Bölüm 2.23: Altın Kart Görevi (2)

avatar
5179 4

Stellar Transformations - Bölüm 2.23: Altın Kart Görevi (2)


 

2.23 Altın Kart Görevi (2)

 

Eski bir evin kasvetli odalarından birindeki masanın üstünde bir mum vardı. Loş bir ışıkla yanan bu mum bir tarafındaki masada oturmakta olan bir adamın yüzünü aydınlattı. Bu mumun titreşen ışıkları altında adamın yüzü belli belirsizdi.

 

Bunun tek istisnası gözleriydi. Bu gözler çok fazla esrarengizlik ve gaddarlık ortaya koyuyordu. Gözlerinin ikisi de hem telaşlı hem de korkutucuydu. Şu anda masanın üzerinde kalemi kullanarak hiç durmadan yazı yazdığı yere bakıyordu.

 

Bir süre sonra, kalemi bıraktı.

 

Birden mum ateşi daha parlak bir hale geldi ve adamın yüzünü net bir şekilde ortaya çıkardı. Bu yüz yakışıklı ve solgundu. İlk bakışta adam kırklarında ya da ellerinde olmasına rağmen onda hastalıklı bir güzellik vardı. Ama bu göz çifti ile birlikte olunca adamın tamamı değişti.

 

Bu adam Xiang Kraliyet Klanının istihbarat servisinin mutlak dâhisi Zhen Xu’dan başka biri değildi. İstihbarat başkanı bile onun gördüğünde titreyecekti. Ayrıca bu adam Xiang Guang’ın en çok takdir ettiği kişilerden biriydi.

 

Zhen Xu göğsünden hafifçe ışık yayan yeşim bir kare bloğu çıkardı. Bu yeşim kare bloğunun üzerinde işaretler varmış gibi gözüküyordu. Zhen Xu işaretleri dikkatli bir şekilde inceledi, ardından hafifçe başını salladı ve konuştu, “Trans Gök Diyagramı. Bu birinci Trans Gök Diyagramı. Yarım yıldır çalışmama rağmen hiçbir şey başaramamış olmam çok üzücü. İmparatora versem daha iyi olacak.

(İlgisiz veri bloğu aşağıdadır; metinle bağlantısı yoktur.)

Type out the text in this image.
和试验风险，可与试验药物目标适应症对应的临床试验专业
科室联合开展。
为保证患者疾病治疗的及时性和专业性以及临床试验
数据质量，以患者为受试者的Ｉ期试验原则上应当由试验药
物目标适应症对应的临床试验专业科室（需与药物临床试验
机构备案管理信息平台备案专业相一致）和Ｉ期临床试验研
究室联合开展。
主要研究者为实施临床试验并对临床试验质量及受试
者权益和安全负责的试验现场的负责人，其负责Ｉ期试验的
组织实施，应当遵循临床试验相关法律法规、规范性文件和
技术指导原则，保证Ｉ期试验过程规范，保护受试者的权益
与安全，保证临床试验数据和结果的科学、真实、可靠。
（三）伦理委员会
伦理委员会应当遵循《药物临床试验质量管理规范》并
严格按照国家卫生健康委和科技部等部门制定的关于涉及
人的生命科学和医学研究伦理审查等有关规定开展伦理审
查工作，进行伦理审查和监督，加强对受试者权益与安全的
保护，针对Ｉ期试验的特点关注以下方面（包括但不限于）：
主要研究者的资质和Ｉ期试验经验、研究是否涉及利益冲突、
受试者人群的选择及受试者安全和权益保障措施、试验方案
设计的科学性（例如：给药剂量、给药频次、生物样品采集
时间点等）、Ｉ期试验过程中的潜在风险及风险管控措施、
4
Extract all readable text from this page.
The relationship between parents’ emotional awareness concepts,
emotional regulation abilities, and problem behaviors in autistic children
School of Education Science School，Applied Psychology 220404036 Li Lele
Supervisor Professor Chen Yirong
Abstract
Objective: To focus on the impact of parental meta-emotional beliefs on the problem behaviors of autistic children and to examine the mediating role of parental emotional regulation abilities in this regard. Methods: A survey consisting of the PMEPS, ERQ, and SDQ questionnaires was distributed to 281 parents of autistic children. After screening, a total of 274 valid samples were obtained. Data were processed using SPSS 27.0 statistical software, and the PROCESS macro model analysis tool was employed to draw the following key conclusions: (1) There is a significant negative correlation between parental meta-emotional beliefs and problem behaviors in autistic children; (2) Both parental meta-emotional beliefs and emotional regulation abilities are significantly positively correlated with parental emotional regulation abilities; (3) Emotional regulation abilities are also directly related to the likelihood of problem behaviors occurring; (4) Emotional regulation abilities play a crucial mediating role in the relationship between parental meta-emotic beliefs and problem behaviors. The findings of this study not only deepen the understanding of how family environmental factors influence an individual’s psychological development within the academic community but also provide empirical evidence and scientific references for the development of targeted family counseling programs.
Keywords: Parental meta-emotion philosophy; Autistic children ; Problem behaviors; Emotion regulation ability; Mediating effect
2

Belki de bunu çok uzun zamandır erteliyordum, bu yüzden daha fazla beklemeyebilir.”

 

Zhen Xu masanın yanından demir bir kılıf aldı. Aynı anda gizli mektubu ve yeşim kare bloğu içine koydu. Ardından demir kılıfın kapağını kapattı ve anahtar kullanarak onu kilitledi.

 

Bang! Bang! Bang! Bang! …

 

Zhen Xu aniden demir kılıfı birkaç kez salladı. Kılıf bir seri klak sesleri çıkardı ve ardından anahtar deliği kayboldu. Bu kılıf Qin Klanının gizli kitaplarının gizlendiği taktikle aynı mekanizmaya sahipti. Onu açma yolunu bilmeyen birinin onu açması, basitçe söylemek gerekirse imkânsızdır.

 

Ama şu anda odanın dışında gümüş maskeli bir adam eski evin avlusunun ortasında duruyordu.

 

Qin Yu’nun gözleri kapalıydı.

 

“Trans Gül Diyagramları.” Qin Yu’nun ilgisi canlandı. Onun muhteşem algısı ondan onlarca metre uzakta olmasına ve Zhen Xu’nun bazı özel yerlerini demirle kaplatmış olmasına rağmen odanın içinde olan her şeyi net bir şekilde duymasını ve hissetmesini sağladı. Qin Yu bu duyduklarının tamamını aklında tuttu.

 

Meteorik Gözyaşının sağladığı yarar sayesinde Qin Yu’nun ruhu şu an bir Xiuzhenist kadar güçlüydü. Onun bu güçlü ruhu ona muhteşem bir algı yeteneği kazandırıyordu ki bu Xiuzhenist’lerin ‘kutsal algı’ adını verdiği yetenekti. Ruh’un daha güçlü hale geldiği her seferde bu kutsal algının mesafesi de onunla birlikte artacaktı.

 

Qin Yu yürürken nefesini tutuyor ve herhangi bir rüzgâr sesi bile çıkarmıyordu. Bunun sayesinde şu an evin içinde bulunan Zhen Xu bile onun dışarıda olduğundan habersizdi.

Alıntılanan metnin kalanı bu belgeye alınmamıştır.